Manœuvre politicienne !

L’Instance Dignité et Vérité (IVD) refait surface sur fond de polémique. Alors que l’on croyait qu’elle planchait exclusivement sur son rapport final se rapportant à la justice transitionnelle comme elle avait semblé s’y être engagée en mai dernier, elle se rappelle à notre bon souvenir, et celui de l’ensemble du pays, en poursuivant tranquillement ses activités avec notamment la traduction de l’ancien ministre de l’Intérieur, Ahmed Friaa, devant les juridictions spécialisées.

Et il paraît qu’elle a convoqué, pour aujourd’hui (par le biais d’un simple coup de téléphone ???), d’autres hauts responsables de l’ancien régime, entre autres, Ahmed Smaoui pour comparaître devant l’IVD.

Il est clair que le débat sur la justice transitionnelle tunisienne, à la sauce Ben Sedrine, ne risque pas de se terminer même après la fin de la mission de l’IVD. Car son fonctionnement est intimement lié aux attitudes, aux comportements et aux positions de sa présidente.

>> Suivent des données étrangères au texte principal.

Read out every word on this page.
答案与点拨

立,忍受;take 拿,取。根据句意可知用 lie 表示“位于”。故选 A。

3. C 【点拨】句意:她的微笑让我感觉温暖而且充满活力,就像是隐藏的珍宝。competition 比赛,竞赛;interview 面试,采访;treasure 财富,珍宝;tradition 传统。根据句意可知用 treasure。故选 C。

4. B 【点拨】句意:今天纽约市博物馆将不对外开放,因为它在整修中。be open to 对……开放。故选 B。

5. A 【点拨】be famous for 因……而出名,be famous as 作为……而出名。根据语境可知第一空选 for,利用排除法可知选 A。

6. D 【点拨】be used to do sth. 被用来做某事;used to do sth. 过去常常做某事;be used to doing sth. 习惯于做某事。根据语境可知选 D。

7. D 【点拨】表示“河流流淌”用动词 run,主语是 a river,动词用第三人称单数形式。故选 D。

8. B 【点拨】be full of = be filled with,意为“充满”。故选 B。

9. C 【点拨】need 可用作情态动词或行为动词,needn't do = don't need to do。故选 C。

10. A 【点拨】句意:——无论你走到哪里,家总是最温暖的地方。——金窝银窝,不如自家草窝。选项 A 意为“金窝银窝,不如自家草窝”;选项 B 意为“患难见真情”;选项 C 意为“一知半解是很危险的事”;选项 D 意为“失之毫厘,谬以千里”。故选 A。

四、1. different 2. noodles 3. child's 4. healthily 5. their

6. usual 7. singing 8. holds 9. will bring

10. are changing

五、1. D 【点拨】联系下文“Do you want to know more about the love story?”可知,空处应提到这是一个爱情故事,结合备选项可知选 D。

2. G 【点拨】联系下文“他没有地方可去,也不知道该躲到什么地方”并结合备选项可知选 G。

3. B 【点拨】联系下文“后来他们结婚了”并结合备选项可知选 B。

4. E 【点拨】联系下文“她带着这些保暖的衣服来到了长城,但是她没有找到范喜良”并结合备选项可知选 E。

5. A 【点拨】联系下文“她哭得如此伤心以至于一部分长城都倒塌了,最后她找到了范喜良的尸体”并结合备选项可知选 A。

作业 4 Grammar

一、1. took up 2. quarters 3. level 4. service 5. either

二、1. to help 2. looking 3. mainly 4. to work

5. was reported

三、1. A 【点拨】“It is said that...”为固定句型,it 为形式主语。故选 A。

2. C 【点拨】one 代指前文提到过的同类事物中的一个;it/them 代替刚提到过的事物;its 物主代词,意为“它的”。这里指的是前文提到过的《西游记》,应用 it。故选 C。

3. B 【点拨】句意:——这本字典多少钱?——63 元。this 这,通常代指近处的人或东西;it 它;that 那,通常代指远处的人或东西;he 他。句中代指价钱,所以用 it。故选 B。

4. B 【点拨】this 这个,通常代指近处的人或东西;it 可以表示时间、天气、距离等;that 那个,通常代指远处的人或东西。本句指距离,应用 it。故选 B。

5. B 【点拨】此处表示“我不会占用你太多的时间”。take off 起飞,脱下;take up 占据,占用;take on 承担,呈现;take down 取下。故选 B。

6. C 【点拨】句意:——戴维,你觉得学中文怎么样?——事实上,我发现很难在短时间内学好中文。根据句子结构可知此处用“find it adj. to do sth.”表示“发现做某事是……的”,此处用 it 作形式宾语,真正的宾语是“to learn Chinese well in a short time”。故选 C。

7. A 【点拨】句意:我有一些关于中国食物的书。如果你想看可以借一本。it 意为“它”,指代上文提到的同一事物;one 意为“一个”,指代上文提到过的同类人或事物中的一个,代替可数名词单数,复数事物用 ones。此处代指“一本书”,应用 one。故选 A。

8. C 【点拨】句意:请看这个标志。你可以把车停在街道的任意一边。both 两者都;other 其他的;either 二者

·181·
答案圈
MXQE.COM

Sihem Ben Sedrine l’a géré d’une main de fer, défiant tous ses collaborateurs, notamment ceux qui ont eu l’audace de contester sa mainmise, et opérant une sorte de sélection des affaires qu’elle s’était proposée de dévoiler, de faire comparaître les coupables ou les victimes, d’accorder des dédommagements, de procéder à la conclusion d’accords de réconciliation ou de traduire ceux qu’elle considère comme des « coupables » qui doivent passer devant les juridictions spécialisées.

La justice transitionnelle est, théoriquement, censée réaliser un certain nombre d’objectifs comme l’identification des coupables et des victimes des violations des droits de l’homme, la sanction des responsables et le dédommagement des victimes, mais surtout préparer la société et le pays à une profonde réforme du secteur de la sécurité afin d’éviter la reproduction des violations passées, la préservation et le renforcement de la paix dans le pays et la réconciliation entre toutes les parties, à titre personnel, et sur le plan national.

Mais, le résultat de la démarche imprimée par Sihem Ben Sedrine fut loin d’atteindre ces objectifs. Au contraire, on se rappelle les chauds débats soulevés par les tentatives de « réécriture » de l’histoire nationale et du tri des affaires et des victimes des violations des droits de l’homme sous l’ancien régime, ce qui lui avait valu surtout le soutien des Islamistes.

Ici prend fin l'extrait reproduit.